The Hawaiians who first settled in Kalia between the 12th and 14th centuries redesigned the landscape, draining wetlands and building walls and irrigation channels that made the area a maze of fishponds linked by narrow footpaths. In the 1450s, the ruling chief of Oahu, Mailikukahi, established Waikiki as the royal capital of his island kingdom. Its reef-sheltered waters provided easy access to the open sea-perfect for harvesting seaweed, as well as reef and deepwater fishing.

During the 20th century, Hawaii's political and economic ties to the United States created a new dynamic society. While native Hawaiian families remained in Kalia, they became neighbors to families such as the Enas and Paoas, as well as famed Olympic swimmer and renowned surfer Duke Kahanamoku's family line.
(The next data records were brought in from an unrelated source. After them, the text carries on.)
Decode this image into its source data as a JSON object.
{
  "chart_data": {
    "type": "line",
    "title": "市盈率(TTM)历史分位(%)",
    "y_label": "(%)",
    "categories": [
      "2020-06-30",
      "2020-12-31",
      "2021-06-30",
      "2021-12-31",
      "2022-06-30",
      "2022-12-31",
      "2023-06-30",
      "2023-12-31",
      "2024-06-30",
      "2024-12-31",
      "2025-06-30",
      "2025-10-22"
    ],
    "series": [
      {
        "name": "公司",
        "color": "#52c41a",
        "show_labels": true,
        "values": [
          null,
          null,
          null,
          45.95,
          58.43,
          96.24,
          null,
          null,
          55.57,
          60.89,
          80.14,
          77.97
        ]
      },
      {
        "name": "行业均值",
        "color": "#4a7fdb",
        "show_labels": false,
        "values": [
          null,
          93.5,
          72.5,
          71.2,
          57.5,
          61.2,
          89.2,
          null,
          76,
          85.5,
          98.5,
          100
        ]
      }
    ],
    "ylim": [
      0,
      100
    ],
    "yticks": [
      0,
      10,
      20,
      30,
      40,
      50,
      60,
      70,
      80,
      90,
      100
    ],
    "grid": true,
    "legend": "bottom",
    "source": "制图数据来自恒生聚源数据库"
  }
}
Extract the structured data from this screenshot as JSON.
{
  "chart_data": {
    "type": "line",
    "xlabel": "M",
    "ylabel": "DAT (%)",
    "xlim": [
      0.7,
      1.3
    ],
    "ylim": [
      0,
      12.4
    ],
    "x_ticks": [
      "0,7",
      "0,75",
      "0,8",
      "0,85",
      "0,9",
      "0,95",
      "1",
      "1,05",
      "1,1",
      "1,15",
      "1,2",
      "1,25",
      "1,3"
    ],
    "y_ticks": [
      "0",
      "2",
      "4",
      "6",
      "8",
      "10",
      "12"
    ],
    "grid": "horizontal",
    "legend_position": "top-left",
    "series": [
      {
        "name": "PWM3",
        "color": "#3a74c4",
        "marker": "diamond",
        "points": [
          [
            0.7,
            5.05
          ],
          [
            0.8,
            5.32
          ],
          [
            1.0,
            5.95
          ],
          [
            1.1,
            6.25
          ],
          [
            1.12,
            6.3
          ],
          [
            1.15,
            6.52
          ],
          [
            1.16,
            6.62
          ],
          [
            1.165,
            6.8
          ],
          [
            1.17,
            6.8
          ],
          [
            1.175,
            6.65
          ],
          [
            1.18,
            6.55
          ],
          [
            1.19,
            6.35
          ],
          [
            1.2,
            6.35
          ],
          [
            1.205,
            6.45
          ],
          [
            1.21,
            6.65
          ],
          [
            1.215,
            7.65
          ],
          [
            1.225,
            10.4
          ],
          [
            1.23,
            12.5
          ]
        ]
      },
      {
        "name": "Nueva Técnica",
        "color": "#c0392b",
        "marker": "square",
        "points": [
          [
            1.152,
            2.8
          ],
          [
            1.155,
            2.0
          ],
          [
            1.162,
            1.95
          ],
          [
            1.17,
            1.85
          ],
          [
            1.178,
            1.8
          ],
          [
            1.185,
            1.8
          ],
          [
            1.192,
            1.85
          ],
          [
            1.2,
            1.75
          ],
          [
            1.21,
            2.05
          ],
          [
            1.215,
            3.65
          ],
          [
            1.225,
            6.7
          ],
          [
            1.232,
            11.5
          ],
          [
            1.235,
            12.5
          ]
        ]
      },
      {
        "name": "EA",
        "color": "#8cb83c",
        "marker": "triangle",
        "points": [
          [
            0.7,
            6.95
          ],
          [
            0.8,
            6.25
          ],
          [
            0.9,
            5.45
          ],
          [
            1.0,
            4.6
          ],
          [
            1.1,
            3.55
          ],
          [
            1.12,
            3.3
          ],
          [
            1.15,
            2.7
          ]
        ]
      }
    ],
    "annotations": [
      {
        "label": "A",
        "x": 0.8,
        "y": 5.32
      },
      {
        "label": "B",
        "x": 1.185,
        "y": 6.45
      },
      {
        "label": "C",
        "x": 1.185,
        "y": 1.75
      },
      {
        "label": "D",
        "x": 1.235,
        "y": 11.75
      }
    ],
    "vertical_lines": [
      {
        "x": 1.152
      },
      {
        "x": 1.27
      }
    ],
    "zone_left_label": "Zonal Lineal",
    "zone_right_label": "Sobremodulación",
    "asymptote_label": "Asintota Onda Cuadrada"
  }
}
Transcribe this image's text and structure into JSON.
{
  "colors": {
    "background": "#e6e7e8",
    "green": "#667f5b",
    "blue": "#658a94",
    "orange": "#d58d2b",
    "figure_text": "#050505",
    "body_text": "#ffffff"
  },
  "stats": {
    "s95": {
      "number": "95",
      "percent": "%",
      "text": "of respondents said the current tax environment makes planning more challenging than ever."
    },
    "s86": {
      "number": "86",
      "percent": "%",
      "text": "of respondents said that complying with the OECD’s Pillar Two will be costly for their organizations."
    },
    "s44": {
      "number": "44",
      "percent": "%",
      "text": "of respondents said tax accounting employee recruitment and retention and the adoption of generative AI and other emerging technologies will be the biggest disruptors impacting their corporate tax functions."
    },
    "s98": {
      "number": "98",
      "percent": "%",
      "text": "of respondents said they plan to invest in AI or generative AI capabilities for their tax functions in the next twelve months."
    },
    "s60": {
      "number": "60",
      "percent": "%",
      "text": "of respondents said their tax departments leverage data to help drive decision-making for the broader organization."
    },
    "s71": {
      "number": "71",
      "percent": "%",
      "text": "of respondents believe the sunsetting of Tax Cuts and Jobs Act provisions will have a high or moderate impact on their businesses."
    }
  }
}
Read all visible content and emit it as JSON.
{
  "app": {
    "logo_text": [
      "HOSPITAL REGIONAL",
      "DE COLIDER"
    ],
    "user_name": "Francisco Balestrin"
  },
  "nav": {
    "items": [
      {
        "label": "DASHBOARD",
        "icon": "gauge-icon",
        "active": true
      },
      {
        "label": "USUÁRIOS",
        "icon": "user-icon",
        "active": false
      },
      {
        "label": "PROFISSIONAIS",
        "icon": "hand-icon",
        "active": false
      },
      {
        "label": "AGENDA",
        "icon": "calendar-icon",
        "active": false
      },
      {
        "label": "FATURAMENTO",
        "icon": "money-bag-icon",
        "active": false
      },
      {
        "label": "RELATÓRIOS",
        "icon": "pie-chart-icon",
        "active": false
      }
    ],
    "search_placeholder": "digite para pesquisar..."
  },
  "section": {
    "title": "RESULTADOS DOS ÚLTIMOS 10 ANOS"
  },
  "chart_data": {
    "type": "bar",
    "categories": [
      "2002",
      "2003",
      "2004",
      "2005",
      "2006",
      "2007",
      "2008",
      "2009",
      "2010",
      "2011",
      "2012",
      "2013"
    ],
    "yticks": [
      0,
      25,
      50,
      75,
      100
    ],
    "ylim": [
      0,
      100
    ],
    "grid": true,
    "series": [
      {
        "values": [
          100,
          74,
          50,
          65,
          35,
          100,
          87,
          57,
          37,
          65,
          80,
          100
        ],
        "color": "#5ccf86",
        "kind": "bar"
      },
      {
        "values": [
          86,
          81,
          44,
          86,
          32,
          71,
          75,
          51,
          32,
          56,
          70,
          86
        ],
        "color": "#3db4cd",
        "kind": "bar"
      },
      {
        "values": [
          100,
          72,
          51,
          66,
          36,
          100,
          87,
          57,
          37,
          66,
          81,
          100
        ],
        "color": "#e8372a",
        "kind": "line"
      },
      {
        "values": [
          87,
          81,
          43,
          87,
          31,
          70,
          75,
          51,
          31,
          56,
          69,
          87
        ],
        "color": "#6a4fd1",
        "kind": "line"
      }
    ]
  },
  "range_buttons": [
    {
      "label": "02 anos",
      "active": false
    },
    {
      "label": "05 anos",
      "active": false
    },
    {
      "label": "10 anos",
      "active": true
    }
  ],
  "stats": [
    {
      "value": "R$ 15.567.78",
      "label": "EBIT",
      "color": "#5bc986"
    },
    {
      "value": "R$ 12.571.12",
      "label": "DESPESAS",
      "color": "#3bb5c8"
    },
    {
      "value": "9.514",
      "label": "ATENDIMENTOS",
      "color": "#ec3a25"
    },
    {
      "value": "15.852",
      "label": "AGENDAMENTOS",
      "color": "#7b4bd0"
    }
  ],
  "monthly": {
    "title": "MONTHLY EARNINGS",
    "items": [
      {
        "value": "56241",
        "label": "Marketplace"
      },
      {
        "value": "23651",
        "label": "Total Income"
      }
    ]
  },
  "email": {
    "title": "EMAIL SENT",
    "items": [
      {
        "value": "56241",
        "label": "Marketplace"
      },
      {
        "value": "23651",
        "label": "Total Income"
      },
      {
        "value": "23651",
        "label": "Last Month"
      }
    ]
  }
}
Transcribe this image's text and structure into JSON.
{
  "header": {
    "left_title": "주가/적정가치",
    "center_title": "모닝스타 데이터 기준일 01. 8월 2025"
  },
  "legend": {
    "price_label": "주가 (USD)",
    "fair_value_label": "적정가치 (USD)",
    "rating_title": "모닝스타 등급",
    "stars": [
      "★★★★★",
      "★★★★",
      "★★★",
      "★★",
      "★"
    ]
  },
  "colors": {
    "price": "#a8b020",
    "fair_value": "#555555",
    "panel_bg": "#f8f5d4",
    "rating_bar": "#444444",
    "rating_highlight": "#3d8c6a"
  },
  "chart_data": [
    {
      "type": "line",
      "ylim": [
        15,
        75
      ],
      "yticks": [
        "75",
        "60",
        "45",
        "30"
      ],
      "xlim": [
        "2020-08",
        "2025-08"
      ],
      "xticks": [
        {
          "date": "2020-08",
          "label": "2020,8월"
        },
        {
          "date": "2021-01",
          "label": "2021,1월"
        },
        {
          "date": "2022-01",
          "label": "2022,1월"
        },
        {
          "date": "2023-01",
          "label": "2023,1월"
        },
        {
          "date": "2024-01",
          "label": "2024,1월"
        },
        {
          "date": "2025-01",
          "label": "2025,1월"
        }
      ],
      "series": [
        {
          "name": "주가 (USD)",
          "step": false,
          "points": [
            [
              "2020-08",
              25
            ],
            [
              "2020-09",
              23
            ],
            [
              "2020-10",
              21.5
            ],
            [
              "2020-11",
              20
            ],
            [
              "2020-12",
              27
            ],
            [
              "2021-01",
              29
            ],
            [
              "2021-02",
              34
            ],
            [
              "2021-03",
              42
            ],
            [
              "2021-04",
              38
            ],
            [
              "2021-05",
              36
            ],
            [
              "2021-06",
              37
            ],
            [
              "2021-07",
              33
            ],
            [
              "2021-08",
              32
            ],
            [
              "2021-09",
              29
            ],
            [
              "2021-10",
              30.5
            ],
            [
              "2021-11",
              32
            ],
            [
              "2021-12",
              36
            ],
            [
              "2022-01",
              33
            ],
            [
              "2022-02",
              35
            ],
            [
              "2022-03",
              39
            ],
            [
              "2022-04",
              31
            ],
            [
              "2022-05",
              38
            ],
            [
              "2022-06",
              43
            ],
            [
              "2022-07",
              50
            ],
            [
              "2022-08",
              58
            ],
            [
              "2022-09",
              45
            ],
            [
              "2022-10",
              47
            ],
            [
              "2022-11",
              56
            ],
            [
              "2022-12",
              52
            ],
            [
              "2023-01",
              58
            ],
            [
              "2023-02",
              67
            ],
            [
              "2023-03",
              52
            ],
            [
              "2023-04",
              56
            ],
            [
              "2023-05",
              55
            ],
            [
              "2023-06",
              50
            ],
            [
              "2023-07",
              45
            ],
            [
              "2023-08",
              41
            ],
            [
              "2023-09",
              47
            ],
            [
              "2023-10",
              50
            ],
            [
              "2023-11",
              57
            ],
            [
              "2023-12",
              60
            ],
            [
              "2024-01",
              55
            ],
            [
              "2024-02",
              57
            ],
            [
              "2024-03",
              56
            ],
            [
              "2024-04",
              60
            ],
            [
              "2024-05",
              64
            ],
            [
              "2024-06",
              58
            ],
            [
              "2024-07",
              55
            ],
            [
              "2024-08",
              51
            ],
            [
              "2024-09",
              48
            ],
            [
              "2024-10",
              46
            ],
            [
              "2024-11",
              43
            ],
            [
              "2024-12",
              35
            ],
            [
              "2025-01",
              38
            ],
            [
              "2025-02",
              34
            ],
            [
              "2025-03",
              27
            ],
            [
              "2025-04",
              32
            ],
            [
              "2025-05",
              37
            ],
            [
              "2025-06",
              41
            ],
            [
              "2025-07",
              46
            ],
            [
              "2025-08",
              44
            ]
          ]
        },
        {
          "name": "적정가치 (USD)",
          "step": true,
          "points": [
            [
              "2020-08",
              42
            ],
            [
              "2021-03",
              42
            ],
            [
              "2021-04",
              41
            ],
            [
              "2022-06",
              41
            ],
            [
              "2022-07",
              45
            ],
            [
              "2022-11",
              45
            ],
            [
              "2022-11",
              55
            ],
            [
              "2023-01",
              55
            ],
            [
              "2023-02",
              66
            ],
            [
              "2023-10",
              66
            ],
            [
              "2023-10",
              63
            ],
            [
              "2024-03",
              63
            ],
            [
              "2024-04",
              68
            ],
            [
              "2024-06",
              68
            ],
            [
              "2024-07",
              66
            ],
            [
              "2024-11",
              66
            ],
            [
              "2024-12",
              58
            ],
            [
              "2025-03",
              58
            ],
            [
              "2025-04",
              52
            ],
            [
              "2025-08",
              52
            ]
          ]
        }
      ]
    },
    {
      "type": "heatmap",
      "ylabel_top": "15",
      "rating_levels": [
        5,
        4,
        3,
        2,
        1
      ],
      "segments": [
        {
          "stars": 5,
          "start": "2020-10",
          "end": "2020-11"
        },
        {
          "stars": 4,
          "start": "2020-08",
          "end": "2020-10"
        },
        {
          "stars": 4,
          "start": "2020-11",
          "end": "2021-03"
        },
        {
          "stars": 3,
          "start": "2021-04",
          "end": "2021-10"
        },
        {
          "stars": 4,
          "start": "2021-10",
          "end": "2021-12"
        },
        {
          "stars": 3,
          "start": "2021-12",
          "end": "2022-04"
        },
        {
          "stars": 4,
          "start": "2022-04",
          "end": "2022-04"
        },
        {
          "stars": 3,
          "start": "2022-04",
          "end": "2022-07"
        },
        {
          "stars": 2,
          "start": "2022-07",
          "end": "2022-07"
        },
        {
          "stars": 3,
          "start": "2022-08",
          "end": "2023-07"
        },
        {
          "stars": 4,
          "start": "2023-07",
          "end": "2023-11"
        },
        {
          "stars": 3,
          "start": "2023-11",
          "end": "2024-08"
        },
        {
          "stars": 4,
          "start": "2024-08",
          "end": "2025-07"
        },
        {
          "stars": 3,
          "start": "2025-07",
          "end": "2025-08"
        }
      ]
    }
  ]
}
While Kalia retained the pace and feel of a tightly knit, local community, the 20th century saw the opening of some of Waikiki's first guesthouses and small hotels for vacationers making the five-day cruise from California.

Commercial jets made Hawaii more accessible to travelers, marking the beginning of a new era for Waikiki-transforming it from a sleepy neighborhood to one of the most popular travel destinations in the world.